The young men also attend the academy’s state-registered year-round private school, and progress toward high- school graduation requirements. Along with normal academics, they are instructed in practical fields like budgeting and responsible use of credit, and have chances to learn seamanship, scuba diving, boat racing, fishing, and other maritime skills. The boys also cook and serve all of their own meals, and have a regimen of chores and outdoor activities. There is character education and personal counseling at this faith-based school—which enrolls youngsters from all religious backgrounds (or none) and offers spiritual training without mandating particular beliefs.
Most boys respond strongly to this regimen of work, outdoor exposure, freedom, personal demands, and Christian love, and view their time at Safe Harbor as a turning point in their lives. About 70 percent of the roughly 1,200 at-risk young men who have been in residence have continued their education after leaving. (The usual time on site is one year.) Many end up working in maritime jobs.
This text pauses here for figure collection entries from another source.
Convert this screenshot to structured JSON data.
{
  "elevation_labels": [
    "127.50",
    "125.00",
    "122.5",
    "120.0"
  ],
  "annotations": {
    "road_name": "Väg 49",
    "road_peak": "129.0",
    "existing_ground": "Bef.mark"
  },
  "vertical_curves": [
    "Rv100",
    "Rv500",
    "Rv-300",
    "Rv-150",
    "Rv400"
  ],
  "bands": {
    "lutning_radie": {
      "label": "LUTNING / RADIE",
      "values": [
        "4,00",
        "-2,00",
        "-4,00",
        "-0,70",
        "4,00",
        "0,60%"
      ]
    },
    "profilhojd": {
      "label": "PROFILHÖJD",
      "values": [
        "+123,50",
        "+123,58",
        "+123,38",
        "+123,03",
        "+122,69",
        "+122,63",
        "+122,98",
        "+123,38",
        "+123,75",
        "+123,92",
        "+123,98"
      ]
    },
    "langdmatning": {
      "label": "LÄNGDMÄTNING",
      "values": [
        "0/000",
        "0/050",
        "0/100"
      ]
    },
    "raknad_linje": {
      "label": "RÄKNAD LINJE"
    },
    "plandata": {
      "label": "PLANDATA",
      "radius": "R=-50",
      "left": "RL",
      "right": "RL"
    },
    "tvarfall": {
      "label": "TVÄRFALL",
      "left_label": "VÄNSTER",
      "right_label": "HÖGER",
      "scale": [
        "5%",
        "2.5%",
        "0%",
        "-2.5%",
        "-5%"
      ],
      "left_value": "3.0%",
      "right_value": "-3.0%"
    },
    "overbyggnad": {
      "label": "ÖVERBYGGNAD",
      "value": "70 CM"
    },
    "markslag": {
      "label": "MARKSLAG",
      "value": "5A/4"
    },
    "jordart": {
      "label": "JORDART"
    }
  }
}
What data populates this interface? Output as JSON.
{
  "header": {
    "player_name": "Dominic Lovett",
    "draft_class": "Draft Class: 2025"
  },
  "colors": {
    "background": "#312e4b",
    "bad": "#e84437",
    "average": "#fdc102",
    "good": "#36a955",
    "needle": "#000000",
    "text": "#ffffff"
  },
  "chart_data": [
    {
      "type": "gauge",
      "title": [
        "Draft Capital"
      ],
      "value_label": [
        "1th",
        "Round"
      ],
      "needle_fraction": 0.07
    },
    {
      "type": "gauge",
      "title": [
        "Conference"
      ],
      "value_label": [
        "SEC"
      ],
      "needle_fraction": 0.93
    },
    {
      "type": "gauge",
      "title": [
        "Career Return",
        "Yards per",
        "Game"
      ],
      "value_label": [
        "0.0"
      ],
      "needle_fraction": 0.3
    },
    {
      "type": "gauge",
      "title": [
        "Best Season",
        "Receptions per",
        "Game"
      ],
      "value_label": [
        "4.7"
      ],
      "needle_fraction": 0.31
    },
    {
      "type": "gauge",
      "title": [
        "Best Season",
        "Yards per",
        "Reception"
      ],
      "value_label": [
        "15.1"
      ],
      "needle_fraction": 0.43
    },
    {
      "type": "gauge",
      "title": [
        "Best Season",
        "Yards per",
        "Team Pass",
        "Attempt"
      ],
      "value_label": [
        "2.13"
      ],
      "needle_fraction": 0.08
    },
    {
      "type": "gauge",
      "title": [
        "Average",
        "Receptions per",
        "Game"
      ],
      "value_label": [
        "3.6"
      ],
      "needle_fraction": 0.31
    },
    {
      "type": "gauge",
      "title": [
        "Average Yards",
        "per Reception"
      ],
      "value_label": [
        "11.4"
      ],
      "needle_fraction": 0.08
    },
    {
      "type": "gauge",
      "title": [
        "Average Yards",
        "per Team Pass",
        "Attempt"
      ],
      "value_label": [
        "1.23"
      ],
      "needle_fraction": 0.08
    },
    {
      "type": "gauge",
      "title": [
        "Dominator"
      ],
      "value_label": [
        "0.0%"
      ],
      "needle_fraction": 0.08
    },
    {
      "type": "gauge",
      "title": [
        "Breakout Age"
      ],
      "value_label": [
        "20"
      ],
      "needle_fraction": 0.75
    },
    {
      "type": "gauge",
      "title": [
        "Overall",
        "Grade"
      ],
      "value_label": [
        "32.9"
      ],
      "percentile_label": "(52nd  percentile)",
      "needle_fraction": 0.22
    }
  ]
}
About a third of graduates enter military service.
The direct personal involvement and love of Robbie and Doug have been crucial to the success of Safe Harbor. They have deep empathy for, and credibility with, the boys they mentor. Doug’s father was a paranoid schizophrenic, and Doug himself ran away from home as a teenager, living under a bridge in Jacksonville, Florida, with a prostitute and a dog. When a police officer shot his dog, Doug assaulted the lawman and was facing serious jail time. But a group of fishermen whom Doug had worked for over several years rallied to his defense and convinced the judge to put him in seaman’s school instead of behind bars. The young man grabbed his second chance and thrived—occupationally, in family life, and in faith. Then he shared his life’s lessons with other young males, who found it easy to trust that kind of leader.
Having passed retirement age, the Smiths are now transitioning into a more advisory role. They still live however at the old tugboat basin where their academy, its score of vessels, and current dozen boys ebb and flow with the tide.
The remarkable life story of Doug and Robbie was translated into a surprisingly accurate and enjoyable Hallmark movie called Safe Harbor, released in 2009. Paradoxically, the movie may have hurt the school more than it helped, though. Donors seemed to conclude that a charity prominent enough to merit film treatment must be well financed, and gifts tumbled.
The Smiths had decided from their beginning to avoid government funds, relying instead on a mix of private and corporate donations, plus moderate tuition paid by families who are able. To keep costs to a minimum the founders live on boats or in a trailer on shore, and volunteers provided many services. The charity has always run on a shoestring—budgeted at well under a million dollars per year, and often half that.
When Hurricane Irma pummeled the Jacksonville area in 2017, Safe Harbor Academy and its docks and boats suffered serious damage. Power was unavailable for most of a week, and food ran low. A fellow nonprofit, generous businesses, and an alum of the school came to the rescue. The head chef at a local Salvation Army center was a graduate of Safe Harbor, and saw to it that hot meals were made available. A marina company offered pro bono prices to repair the ruined docks, while using the Safe Harbor boys as laborers.
Safe Harbor relies heavily on its volunteers, religious givers, the kindness of neighbors, and corporate angels to keep its doors open. There is, alas, a large and growing population of drifting boys in need of its services. With adequate support, the school would like to enroll one to two dozen students at all times, offering its challenging services to launch decent men into the seas of life.